I’t might have been interesting to have another psychotic as President but I think Obama will serve a whole second term.

2 November 2012 at 11:08 am

Flames that are produced while some material is burning are hot because the burning process releases lots of energy. And lots of flames you see are the result of that burning process, and that is the reason they are not. That is not induction, but prediction.

It is of course quite possible that you can make something cold that looks like a flame, or even find a burning process that generates very little energy, and will therefore have quite cool flames.

Nevertheless, being burned is not a popular experience so there is no harm in being careful around flames.

2 November 2012 at 12:03 pm

If probability is regarded as the degree of belief or confirmation, basically, this post explains the following intuitions using probability calculus.

An extra argument/evidence/information (E) will have no influence on, or strengthen, or weaken the degree of your belief in a certain argument/event (H).

E is called a C-probability argument if it strengthens your belief in H, and a P-probability argument if it increases your degree of belief in H to more than 50%.
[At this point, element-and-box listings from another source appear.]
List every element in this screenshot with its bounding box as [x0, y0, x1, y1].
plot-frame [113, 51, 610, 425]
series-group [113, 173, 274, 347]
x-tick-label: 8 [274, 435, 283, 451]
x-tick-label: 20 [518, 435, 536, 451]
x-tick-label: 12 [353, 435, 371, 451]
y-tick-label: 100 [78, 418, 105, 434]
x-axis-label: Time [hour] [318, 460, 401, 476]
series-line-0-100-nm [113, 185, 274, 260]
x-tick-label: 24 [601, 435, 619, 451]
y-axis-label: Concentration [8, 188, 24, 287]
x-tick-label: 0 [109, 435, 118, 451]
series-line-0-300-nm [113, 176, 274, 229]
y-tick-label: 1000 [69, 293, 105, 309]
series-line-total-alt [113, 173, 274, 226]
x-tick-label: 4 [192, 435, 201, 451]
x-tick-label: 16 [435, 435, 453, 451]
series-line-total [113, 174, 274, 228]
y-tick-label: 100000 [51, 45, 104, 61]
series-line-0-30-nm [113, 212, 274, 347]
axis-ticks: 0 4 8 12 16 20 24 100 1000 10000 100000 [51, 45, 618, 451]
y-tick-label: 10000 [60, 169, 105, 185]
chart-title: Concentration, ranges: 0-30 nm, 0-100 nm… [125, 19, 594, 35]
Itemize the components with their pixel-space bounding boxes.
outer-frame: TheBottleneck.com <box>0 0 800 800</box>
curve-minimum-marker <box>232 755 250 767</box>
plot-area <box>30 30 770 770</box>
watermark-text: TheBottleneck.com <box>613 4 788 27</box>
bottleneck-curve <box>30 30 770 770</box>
Loosely speaking, in this case, we know E as positive evidence for H. In a way, E and H are

positivelycorrelated. So, given you know H is true, your degree of belief in E will increase, and vice versa. Given ~H (non H) is true, it will weaken your belief in E. Furthermore, your degree of belief in E given H is true is larger than the one given H is not true.My 2 cents.

2 November 2012 at 12:07 pm

“that is the reason they are not. ” >> that is the reason they are hot.

Sorry.

2 November 2012 at 12:24 pm

@JH

In case of the magician, as soon as he throws hist first tails, it is clear he’s not a magician. Belief is then not lessened, but shattered. And the interesting bit is, that before the throw of the tail, belief was apparently increasing.
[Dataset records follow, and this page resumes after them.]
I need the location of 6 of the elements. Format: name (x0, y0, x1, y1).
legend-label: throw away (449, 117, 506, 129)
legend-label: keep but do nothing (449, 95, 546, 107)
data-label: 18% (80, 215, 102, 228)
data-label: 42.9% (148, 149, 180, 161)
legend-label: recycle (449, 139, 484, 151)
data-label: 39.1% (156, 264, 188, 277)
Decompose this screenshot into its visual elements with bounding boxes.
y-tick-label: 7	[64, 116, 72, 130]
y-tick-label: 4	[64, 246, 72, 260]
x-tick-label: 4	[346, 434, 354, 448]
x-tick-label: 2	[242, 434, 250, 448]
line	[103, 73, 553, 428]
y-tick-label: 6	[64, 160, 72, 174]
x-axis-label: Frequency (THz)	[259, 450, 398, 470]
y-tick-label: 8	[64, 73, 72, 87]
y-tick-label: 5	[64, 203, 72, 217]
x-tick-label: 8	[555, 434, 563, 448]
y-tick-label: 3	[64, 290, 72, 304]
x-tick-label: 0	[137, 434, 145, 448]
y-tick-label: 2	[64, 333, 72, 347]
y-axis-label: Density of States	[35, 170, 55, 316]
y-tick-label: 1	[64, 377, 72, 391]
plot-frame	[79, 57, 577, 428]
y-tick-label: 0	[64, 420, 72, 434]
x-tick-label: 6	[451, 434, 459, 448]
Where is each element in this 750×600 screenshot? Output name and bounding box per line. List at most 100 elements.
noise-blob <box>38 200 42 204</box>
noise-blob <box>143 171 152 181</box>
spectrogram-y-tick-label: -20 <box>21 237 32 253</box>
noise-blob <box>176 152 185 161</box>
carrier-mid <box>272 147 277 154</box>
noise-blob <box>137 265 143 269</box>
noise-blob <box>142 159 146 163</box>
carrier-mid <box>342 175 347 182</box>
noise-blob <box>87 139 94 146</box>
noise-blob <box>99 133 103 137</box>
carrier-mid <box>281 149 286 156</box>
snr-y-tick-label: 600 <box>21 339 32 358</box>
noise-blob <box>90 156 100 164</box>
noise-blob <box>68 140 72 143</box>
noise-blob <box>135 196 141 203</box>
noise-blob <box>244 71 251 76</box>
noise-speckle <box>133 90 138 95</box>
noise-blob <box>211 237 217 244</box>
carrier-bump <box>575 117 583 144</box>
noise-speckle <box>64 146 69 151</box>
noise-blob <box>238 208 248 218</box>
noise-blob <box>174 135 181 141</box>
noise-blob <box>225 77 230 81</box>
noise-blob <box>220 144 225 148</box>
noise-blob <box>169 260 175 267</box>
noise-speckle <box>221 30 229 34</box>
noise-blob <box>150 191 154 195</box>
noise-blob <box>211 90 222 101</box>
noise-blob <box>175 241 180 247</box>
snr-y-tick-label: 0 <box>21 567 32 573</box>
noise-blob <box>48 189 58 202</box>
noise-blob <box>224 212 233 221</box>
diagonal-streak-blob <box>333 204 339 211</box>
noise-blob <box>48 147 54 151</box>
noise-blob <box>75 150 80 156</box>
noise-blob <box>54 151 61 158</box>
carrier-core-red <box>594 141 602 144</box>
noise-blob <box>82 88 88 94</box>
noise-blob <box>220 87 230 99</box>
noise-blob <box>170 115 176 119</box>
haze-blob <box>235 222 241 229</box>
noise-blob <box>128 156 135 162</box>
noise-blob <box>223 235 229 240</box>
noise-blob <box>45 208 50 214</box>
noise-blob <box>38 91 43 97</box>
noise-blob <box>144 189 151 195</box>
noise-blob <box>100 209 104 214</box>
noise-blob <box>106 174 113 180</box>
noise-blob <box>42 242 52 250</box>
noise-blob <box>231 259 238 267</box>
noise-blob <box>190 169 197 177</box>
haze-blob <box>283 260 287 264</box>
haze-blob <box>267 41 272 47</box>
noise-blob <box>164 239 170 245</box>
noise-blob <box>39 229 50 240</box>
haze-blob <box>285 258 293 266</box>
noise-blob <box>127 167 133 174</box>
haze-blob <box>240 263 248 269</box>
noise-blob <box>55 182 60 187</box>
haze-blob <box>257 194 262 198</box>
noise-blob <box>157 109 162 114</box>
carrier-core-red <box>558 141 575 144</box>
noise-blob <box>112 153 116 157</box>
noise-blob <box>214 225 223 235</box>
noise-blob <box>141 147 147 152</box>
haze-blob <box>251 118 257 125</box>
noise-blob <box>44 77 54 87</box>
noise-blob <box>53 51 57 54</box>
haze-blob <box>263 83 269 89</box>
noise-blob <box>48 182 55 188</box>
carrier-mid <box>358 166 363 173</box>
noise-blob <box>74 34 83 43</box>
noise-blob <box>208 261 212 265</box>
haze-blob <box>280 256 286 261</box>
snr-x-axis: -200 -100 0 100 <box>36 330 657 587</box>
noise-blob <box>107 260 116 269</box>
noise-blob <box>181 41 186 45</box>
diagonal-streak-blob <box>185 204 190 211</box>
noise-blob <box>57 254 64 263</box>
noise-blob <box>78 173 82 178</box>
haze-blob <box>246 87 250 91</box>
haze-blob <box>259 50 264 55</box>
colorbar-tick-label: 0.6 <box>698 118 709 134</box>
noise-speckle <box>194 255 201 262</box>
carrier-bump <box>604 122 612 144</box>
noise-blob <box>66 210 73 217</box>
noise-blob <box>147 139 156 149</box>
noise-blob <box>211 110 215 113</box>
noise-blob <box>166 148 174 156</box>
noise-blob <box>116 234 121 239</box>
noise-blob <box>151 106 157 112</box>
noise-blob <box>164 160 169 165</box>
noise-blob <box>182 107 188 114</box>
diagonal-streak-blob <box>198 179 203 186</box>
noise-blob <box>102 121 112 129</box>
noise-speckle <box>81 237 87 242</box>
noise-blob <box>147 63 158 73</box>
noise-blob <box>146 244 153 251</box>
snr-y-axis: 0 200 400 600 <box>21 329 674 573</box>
Regarding Pr(E| H & K), it is possible to compute this. Nobody would believe you to be a magician, unless you have already thrown quite a lot of heads and no tails at all. Like nobody would believe you if you said a coin with two sides, one of which would be head. If the magician was to supply his own coin, and that coin would have two sides with ‘head’, then it would be very easy to prove one was a magician.

So instead of having just a magician, you have a magician with a verified number of heads and no tails on record. The change of such a person being a magician is easy to calculate, (1/2) to the power of N.

And it would be a good idea to check the coin after each throw, if the other side still is not ‘head’.

2 November 2012 at 1:08 pm

Sander van der Wal,

Indeed, the negative evidence that the magician throws a tail will destroy the belief that he/she is a magician as defined in H by Briggs. In other words, the additional negative evidence has weakened the degree of belief in H (before the throw of tails) to zero.

2 November 2012 at 3:18 pm

Once proposition E is introduced.

P(H|K)>1/2

P(H|K)=P(H|K&E)+P(H|K&~E)

P(H|K&~E)=1/2

I am not sure it really matters if P(E) is small but it is distracting me from following the rest of the arguement.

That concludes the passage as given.